National-Zeitung: Was waren Aha-Erlebnisse, die Sie bei der Arbeit an Ihrem Buch hatten?
Schultze-Rhonhof: Ein Aha-Erlebnis war, dass bis in den Nachmittag des 31. August 1939 verhandelt worden ist, um den Krieg zu vermeiden. In der deutschen Literatur, auch in den Schulbüchern, steht heute, dass Hitler 1939 Krieg um jeden Preis gewollt habe. Aber bis zum Schluss ist von deutscher Seite darum gerungen worden, das Danzig-Problem, das Korridor-Problem und das Problem der geschundenen deutschen Minderheit in Polen zu lösen. Das wird auch deutlich an dem 16 Punkte umfassenden deutschen Verhandlungsangebot vom 30. August 1939. Trotzdem hat Hitler den Krieg riskiert. Das ist sein Fehler und seine Schuld. Schon während des Vormarschs in Polen und nach dessen Niederwerfung machte Hitler immer wieder Friedensvorschläge an Engländer und Franzosen: Deutschland geht raus aus Polen, behält Danzig und den nicht polnisch besiedelten Teil des Korridors.
Ein zweites Aha-Erlebnis war, dass Hitlers gesamte öffentliche Reden einen einheitlichen Tenor hatten, nämlich: Frieden, Frieden, Frieden. Von daher hat die Bevölkerung annehmen müssen, es handele sich um einen Friedenskanzler. Wenn Hitler über Krieg sprach, dann immer nur geheim und in geschlossenen Zirkeln. Von diesen Geheimreden hat die deutsche Bevölkerung erst 1946 durch den Nürnberger Prozess Kenntnis bekommen.
National-Zeitung: Wobei diese so genannten „Schlüsseldokumente“ umstritten sind.
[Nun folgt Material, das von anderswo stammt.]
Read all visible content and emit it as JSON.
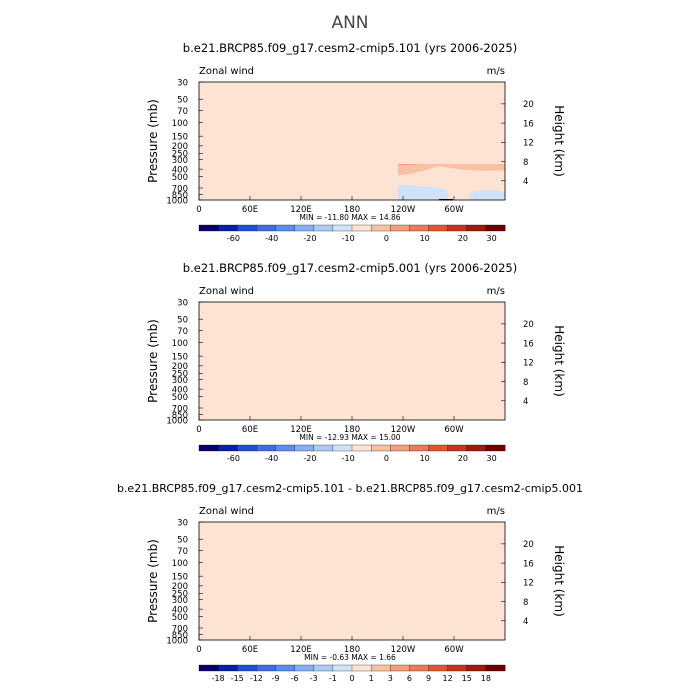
{
  "page_title": "ANN",
  "panels": [
    {
      "title": "b.e21.BRCP85.f09_g17.cesm2-cmip5.101 (yrs 2006-2025)",
      "variable_label": "Zonal wind",
      "units": "m/s",
      "stats": "MIN = -11.80   MAX =  14.86",
      "colorbar_labels": [
        "-60",
        "-40",
        "-20",
        "-10",
        "0",
        "10",
        "20",
        "30"
      ]
    },
    {
      "title": "b.e21.BRCP85.f09_g17.cesm2-cmip5.001 (yrs 2006-2025)",
      "variable_label": "Zonal wind",
      "units": "m/s",
      "stats": "MIN = -12.93   MAX =  15.00",
      "colorbar_labels": [
        "-60",
        "-40",
        "-20",
        "-10",
        "0",
        "10",
        "20",
        "30"
      ]
    },
    {
      "title": "b.e21.BRCP85.f09_g17.cesm2-cmip5.101 - b.e21.BRCP85.f09_g17.cesm2-cmip5.001",
      "variable_label": "Zonal wind",
      "units": "m/s",
      "stats": "MIN = -0.63   MAX =  1.66",
      "colorbar_labels": [
        "-18",
        "-15",
        "-12",
        "-9",
        "-6",
        "-3",
        "-1",
        "0",
        "1",
        "3",
        "6",
        "9",
        "12",
        "15",
        "18"
      ]
    }
  ],
  "chart_data": [
    {
      "type": "contour",
      "title": "b.e21.BRCP85.f09_g17.cesm2-cmip5.101 (yrs 2006-2025)",
      "ylabel": "Pressure (mb)",
      "ylabel_right": "Height (km)",
      "x_ticks": [
        "0",
        "60E",
        "120E",
        "180",
        "120W",
        "60W"
      ],
      "y_ticks": [
        "30",
        "50",
        "70",
        "100",
        "150",
        "200",
        "250",
        "300",
        "400",
        "500",
        "700",
        "850",
        "1000"
      ],
      "y_ticks_right": [
        "20",
        "16",
        "12",
        "8",
        "4"
      ],
      "min": -11.8,
      "max": 14.86,
      "levels": [
        -60,
        -40,
        -20,
        -10,
        0,
        10,
        20,
        30
      ]
    },
    {
      "type": "contour",
      "title": "b.e21.BRCP85.f09_g17.cesm2-cmip5.001 (yrs 2006-2025)",
      "ylabel": "Pressure (mb)",
      "ylabel_right": "Height (km)",
      "x_ticks": [
        "0",
        "60E",
        "120E",
        "180",
        "120W",
        "60W"
      ],
      "y_ticks": [
        "30",
        "50",
        "70",
        "100",
        "150",
        "200",
        "250",
        "300",
        "400",
        "500",
        "700",
        "850",
        "1000"
      ],
      "y_ticks_right": [
        "20",
        "16",
        "12",
        "8",
        "4"
      ],
      "min": -12.93,
      "max": 15.0,
      "levels": [
        -60,
        -40,
        -20,
        -10,
        0,
        10,
        20,
        30
      ]
    },
    {
      "type": "contour",
      "title": "b.e21.BRCP85.f09_g17.cesm2-cmip5.101 - b.e21.BRCP85.f09_g17.cesm2-cmip5.001",
      "ylabel": "Pressure (mb)",
      "ylabel_right": "Height (km)",
      "x_ticks": [
        "0",
        "60E",
        "120E",
        "180",
        "120W",
        "60W"
      ],
      "y_ticks": [
        "30",
        "50",
        "70",
        "100",
        "150",
        "200",
        "250",
        "300",
        "400",
        "500",
        "700",
        "850",
        "1000"
      ],
      "y_ticks_right": [
        "20",
        "16",
        "12",
        "8",
        "4"
      ],
      "min": -0.63,
      "max": 1.66,
      "levels": [
        -18,
        -15,
        -12,
        -9,
        -6,
        -3,
        -1,
        0,
        1,
        3,
        6,
        9,
        12,
        15,
        18
      ]
    }
  ],
  "colors": {
    "colorbar_main": [
      "#08006b",
      "#0a1fa8",
      "#1f4fd6",
      "#3d6ee8",
      "#5c8cf0",
      "#88aef4",
      "#adc9f8",
      "#cfe2fa",
      "#fde3d3",
      "#f9c1a3",
      "#f39f7d",
      "#ec7a56",
      "#e25634",
      "#c7321b",
      "#9e1a0c",
      "#6e0000"
    ],
    "colorbar_diff": [
      "#08006b",
      "#0a1fa8",
      "#1f4fd6",
      "#3d6ee8",
      "#5c8cf0",
      "#88aef4",
      "#adc9f8",
      "#cfe2fa",
      "#fde3d3",
      "#f9c1a3",
      "#f39f7d",
      "#ec7a56",
      "#e25634",
      "#c7321b",
      "#9e1a0c",
      "#6e0000"
    ],
    "pos_light": "#fde3d3",
    "pos_mid": "#f9c1a3",
    "pos_strong": "#f39f7d",
    "pos_core": "#ec7a56",
    "neg_light": "#cfe2fa",
    "neg_mid": "#adc9f8",
    "neg_strong": "#88aef4"
  }
}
Schultze-Rhonhof: Da sind erhebliche Fälschungen enthalten. Fest steht, dass Hitler bei mehreren Gelegenheiten offen von der Möglichkeit des Krieges gesprochen und angedeutet hat, dass er auch bereit ist, Krieg zu führen. Aber die Formulierungen sind nicht erwiesen, weil es zu keiner Rede ein offizielles Protokoll gibt. Zu Hitlers Rede vom 22. August 1939 liegen zum Beispiel sieben Mitschriften von Anwesenden vor. Diese Mitschriften weichen stark voneinander ab. Man stellt dann auch fest, dass die klotzigsten Bemerkungen in den meisten Protokollen nicht vorkommen und dass die im Hauptkriegsverbrecherprozess in Nürnberg Angeklagten, die bei diesen Reden dabei waren, in getrennten Verhören übereinstimmend bei einigen Passagen erklärten: Das hat Hitler nicht gesagt.
National-Zeitung: Welcher Gesichtspunkt wird in der heutigen Darstellung der Vorgeschichte des Krieges am meisten unterbelichtet?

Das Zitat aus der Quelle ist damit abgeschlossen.